We met Michael a few months ago when he reached out to us, having read the blog. We learned about the position of TDSB trustee from him and did a short profile of him on the blog. We then thought it fair to reach out to Chris Bolton, his incumbent opponent, and invited him to the debate on October 5th, as well as mentioning to him at the time that we’d be happy to do a profile of him. Bolton did attend the debate, with barely any notice, and didn’t follow up with us about the profile.
What has impressed us about Michael is how he is willing to shake things up and his willingness to explore and use technology to embrace change. Michael got up at the debate and called out Mr. Bolton for distributing his campaign flyers through Maria Pantalone’s (Joe’s sister) school in the area – something Mr. Bolton has apologized for and said was a mistake.
We feel he is dismissive of local concerns. In questions from the local paper, the Gleaner, “Bolton refused to comment directly on any of Sims’ accusations. ‘It’s not news, it’s been withdrawn, the letter basically says it,” said Bolton. “What we should be concentrating on is … policy.'” The TDSB, of which Mr. Bolton is vice-chair, decided to take no action against him for the breach, and it doesn’t seem clear that Mr Bolton didn’t make that decision himself.

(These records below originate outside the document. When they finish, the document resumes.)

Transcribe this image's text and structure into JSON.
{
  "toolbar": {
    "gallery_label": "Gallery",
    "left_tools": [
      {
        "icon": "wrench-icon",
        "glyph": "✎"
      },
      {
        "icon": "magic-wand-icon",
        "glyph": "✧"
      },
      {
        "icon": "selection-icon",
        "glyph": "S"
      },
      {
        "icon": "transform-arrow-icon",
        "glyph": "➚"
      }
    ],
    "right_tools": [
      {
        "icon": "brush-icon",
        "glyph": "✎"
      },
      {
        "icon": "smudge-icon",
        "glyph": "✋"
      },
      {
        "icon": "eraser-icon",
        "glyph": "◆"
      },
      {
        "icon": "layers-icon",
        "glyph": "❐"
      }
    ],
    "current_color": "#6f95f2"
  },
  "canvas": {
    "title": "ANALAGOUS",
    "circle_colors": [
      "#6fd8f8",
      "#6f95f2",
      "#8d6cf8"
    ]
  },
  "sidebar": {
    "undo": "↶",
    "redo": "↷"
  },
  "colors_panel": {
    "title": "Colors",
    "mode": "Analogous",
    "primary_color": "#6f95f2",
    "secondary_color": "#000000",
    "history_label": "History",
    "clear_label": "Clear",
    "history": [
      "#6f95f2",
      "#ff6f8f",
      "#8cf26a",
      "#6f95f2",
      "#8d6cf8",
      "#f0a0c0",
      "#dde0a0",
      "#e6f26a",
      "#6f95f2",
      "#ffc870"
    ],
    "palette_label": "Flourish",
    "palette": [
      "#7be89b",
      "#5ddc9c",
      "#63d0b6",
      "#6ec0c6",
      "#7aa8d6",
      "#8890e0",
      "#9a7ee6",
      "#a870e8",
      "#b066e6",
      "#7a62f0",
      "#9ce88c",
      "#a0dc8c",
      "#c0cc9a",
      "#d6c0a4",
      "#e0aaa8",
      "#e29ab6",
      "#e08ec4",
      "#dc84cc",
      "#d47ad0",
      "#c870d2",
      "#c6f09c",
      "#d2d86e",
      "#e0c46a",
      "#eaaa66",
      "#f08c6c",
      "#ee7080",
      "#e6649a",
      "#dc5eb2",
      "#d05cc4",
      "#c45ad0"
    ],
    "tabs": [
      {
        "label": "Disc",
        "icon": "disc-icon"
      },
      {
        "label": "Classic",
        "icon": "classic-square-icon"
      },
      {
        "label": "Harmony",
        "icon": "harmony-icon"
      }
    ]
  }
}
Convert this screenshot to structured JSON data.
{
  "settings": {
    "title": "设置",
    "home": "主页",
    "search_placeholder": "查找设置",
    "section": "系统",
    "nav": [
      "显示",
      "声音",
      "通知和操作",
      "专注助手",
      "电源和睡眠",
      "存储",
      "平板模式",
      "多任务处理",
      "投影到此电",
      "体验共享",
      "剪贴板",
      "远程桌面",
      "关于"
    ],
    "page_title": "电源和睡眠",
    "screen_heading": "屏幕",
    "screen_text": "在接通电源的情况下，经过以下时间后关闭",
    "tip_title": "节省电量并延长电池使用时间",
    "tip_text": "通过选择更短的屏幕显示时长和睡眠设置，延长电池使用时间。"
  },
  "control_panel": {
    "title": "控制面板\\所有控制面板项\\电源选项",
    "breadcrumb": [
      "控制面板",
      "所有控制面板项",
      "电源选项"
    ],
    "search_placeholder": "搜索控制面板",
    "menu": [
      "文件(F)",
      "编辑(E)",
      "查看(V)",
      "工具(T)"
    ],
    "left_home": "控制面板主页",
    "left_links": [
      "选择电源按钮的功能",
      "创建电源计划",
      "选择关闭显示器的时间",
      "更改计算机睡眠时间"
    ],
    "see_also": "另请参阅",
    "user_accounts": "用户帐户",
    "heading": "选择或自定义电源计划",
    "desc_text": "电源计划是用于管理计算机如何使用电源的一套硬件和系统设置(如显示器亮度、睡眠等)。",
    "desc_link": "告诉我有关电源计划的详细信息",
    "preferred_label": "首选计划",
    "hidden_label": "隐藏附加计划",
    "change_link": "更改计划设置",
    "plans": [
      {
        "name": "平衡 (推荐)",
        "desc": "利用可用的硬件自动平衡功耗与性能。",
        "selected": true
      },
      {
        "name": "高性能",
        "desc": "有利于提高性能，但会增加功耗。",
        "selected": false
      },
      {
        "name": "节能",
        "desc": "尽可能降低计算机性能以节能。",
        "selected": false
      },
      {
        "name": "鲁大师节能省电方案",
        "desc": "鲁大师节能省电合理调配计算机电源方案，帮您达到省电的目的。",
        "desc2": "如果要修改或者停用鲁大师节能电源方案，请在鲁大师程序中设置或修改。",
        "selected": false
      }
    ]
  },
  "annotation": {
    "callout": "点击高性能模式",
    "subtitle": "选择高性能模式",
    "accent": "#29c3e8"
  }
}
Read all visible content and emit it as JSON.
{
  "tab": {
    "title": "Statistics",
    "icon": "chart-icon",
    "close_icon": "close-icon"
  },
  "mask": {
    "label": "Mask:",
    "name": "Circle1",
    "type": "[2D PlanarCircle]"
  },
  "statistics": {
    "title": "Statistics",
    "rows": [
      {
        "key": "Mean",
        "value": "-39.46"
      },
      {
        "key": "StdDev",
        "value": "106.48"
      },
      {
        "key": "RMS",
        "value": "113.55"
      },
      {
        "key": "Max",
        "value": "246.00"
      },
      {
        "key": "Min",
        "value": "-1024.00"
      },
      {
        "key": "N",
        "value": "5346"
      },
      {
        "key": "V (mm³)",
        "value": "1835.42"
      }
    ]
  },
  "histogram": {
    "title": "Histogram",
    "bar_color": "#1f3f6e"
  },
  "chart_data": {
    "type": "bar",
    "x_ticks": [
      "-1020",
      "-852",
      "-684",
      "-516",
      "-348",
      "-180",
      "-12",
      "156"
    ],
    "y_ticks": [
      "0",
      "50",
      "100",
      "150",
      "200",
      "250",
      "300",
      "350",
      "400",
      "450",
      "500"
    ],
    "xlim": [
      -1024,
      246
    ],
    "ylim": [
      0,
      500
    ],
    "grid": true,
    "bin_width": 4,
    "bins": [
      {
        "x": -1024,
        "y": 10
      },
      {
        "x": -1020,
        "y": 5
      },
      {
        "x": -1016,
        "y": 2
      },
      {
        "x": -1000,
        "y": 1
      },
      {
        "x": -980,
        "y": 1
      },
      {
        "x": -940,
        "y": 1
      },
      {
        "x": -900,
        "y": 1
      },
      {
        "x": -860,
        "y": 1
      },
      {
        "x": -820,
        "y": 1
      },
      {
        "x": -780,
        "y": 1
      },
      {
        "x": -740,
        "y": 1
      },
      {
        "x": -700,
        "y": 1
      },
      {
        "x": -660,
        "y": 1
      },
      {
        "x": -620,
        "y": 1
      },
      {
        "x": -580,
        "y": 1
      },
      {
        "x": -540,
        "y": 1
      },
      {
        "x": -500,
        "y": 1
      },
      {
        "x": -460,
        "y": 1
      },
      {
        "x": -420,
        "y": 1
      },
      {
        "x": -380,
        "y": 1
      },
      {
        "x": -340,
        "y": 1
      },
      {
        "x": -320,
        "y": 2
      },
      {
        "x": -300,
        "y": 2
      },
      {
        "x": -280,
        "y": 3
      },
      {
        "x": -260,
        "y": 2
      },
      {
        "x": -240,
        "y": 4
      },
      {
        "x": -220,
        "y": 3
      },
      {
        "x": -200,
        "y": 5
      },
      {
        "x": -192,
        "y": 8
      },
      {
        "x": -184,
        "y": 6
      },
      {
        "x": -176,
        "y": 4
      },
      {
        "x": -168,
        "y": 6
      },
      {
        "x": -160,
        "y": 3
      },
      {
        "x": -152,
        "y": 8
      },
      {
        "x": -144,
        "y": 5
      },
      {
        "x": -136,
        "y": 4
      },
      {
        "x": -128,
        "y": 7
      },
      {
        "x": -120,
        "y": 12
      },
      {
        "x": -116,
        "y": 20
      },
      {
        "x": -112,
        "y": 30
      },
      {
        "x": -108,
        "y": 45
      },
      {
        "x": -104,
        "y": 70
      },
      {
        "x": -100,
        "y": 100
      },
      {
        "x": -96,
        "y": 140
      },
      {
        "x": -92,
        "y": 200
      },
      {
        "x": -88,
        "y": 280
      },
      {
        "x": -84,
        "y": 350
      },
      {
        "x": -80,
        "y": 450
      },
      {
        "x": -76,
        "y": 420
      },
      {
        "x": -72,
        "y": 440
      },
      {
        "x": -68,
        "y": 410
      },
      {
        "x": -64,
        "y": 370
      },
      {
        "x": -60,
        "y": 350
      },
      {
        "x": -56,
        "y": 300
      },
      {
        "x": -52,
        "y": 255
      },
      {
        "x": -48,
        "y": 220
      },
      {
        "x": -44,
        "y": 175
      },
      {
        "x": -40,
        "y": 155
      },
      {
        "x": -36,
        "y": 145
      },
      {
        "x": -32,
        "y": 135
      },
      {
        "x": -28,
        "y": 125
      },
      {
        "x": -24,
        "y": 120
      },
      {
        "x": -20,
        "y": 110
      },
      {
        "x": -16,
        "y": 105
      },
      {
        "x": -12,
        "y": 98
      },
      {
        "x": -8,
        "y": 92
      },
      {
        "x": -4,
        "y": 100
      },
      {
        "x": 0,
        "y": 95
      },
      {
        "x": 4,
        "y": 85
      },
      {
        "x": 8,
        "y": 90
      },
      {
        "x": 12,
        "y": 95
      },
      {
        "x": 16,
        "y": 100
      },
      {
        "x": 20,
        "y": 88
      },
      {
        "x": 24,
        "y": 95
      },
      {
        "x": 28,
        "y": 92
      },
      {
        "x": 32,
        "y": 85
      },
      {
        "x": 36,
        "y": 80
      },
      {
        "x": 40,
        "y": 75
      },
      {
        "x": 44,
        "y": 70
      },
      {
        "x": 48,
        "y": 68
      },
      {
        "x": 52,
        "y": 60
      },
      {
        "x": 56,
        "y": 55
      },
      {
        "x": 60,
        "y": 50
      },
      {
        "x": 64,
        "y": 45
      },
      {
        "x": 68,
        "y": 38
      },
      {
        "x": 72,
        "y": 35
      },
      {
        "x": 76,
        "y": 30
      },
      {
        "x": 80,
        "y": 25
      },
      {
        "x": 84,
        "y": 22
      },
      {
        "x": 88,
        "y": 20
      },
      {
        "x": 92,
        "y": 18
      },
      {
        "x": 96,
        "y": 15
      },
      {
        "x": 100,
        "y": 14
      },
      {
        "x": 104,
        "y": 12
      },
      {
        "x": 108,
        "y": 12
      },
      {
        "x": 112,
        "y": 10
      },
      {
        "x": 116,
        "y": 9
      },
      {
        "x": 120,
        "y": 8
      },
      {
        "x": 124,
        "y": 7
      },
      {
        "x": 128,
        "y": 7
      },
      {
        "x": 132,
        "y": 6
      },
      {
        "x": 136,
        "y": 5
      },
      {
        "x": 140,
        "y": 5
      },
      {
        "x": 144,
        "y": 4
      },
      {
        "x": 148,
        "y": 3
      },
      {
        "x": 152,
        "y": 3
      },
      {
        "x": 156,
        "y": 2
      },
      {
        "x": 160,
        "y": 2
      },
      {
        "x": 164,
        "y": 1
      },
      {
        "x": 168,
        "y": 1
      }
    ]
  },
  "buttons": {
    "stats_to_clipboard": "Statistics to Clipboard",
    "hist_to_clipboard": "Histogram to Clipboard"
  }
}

Our experience with Chris, as bloggers and constituents in his ward, mirror the Gleaner’s experience. We had a reader submit a question to us about him and his background, which we passed on to Chris. It was essentially a simple issue that needed clarification but we also received a similar terse reply – with little or no substance, and no follow-up.
It also concerns us that he has full support from another candidate running in the riding, which Sean McCormick has pointed out and asked to end, and that offers significant advantage. There is a large funding difference between a city council candidate and a TDSB candidate. A donation to a candidate for city council comes with up to 75% tax rebate, while a donation to a TDSB candidate offers no rebate. So, by putting names on signs, thus relieving Mr. Bolton of thousands of dollars of expenses not offered to Mr. Sims, the election is unfairly stacked – not exactly democratic.
But we wouldn’t endorse someone just based on the actions of the incumbent. Michael has been blogging about his experience running and has offered some good ideas. As a software developer (and I run a small software company), he proposed the idea of modernizing parental participation using something similar to bug-tracking software, where people can file issues, and watch to see whether they get resolved. He has also proposed using open source software to reduce some of the expenses in local schools. If you read his blog, he shows a curiosity to look into new ideas for improving the way things are, which we like.
So, even if you don’t have kids in the school board, you want someone who represents the area, and someone who won’t be dismissive of the local concerns. We endorse Michael Sims for TDSB.